Distributed Fault Tolerant Linear System Solvers based on Erasure Coding
Xuejiao Kang, David F. Gleich, Ahmed Sameh and Ananth Grama
Purdue University--West Lafayette, Purdue University--West Lafayette, Purdue University--West Lafayette, Purdue University--West Lafayette

As parallel and distributed systems scale, fault tolerance becomes an increasingly important problem – particularly on systems with limited I/O capacity and bandwidth. In this paper, we use the recently proposed concept of erasure coded linear systems to develop efficient coding schemes and distributed implementations. Erasure coded computations belong to the class of algorithmic fault tolerance schemes. They are based on augmenting an input dataset, executing the algorithm on the augmented dataset, and in the event of a fault, recovering the solution from the corresponding augmented solution. This process can be viewed as the computational analog of erasure coded storage schemes. The proposed technique has a number of important benefits: (i) as the hardware platform scales in size and number of faults, our scheme yields increasing improvement in resource utilization, compared to traditional schemes; (ii) the proposed scheme is easy to code – the core algorithms remain the same; and (iii) the general scheme is flexible – accommodating a range of computation and communication tradeoffs. We demonstrate our approach in the context of solving sparse linear systems in a distributed environment. We present new coding schemes for augmenting the input matrix that satisfy the recovery equations of erasure coding with high probability in the event of random failures.
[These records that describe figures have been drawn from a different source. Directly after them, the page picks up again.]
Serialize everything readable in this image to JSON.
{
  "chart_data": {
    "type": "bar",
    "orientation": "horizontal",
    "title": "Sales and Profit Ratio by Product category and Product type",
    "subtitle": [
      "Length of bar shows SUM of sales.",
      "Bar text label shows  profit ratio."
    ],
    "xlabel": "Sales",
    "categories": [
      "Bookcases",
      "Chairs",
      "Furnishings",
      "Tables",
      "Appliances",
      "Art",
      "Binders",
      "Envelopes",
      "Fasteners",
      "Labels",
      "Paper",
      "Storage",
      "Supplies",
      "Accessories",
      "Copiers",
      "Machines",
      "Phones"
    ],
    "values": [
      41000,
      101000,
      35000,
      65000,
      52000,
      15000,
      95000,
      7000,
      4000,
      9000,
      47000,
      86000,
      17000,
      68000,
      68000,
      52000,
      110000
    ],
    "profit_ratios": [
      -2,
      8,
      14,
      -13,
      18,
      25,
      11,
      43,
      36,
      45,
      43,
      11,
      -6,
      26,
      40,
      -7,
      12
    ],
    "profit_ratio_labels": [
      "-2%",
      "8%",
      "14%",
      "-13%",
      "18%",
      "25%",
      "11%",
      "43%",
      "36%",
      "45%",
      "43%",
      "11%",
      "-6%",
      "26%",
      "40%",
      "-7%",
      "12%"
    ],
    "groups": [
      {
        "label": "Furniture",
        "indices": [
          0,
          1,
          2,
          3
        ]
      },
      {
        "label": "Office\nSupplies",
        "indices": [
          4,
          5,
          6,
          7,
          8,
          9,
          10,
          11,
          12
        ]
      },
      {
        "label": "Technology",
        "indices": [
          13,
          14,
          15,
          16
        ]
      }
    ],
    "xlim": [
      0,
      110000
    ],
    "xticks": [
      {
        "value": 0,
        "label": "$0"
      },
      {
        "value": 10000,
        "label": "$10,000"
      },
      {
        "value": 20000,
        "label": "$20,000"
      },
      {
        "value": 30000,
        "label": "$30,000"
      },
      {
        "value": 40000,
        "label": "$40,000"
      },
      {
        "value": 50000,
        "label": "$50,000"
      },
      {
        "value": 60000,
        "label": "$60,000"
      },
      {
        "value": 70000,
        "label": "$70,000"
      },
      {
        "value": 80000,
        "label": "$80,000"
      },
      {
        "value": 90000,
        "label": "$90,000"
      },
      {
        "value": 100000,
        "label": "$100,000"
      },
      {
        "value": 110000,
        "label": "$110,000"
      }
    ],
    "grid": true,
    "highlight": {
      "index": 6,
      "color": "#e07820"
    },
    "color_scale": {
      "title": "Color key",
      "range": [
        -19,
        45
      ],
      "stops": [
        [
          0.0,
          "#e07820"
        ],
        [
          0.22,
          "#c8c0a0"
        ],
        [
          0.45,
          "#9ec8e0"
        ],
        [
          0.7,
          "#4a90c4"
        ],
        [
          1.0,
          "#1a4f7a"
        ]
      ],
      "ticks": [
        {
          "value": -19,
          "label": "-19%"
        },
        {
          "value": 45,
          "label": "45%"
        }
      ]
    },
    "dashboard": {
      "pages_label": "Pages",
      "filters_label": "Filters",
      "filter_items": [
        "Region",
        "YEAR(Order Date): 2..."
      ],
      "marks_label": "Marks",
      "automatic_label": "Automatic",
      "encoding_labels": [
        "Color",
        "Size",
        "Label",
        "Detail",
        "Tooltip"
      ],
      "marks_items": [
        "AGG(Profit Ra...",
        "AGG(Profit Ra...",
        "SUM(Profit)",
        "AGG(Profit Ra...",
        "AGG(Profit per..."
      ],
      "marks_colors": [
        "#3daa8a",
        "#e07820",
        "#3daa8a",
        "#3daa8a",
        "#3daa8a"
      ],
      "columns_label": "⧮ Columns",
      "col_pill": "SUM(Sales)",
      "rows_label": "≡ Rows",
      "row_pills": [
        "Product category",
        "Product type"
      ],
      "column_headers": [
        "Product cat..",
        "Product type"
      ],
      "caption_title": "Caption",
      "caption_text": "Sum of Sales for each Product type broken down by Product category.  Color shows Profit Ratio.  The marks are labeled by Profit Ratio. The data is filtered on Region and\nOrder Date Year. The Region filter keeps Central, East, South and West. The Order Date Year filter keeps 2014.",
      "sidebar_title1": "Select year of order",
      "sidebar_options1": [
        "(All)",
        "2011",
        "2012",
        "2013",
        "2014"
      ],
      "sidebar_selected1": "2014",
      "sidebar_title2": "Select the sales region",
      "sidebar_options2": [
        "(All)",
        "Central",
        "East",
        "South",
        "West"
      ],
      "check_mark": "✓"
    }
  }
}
These coding schemes also minimize fill (non-zero elements introduced by the coding block), while being amenable to efficient partitioning across processing nodes. We demonstrate experimentally that our scheme adds minimal overhead for fault tolerance (significantly better than replicated execution and deterministic replay, at scale), yields excellent parallel efficiency and scalability, and is robust to different fault arrival models.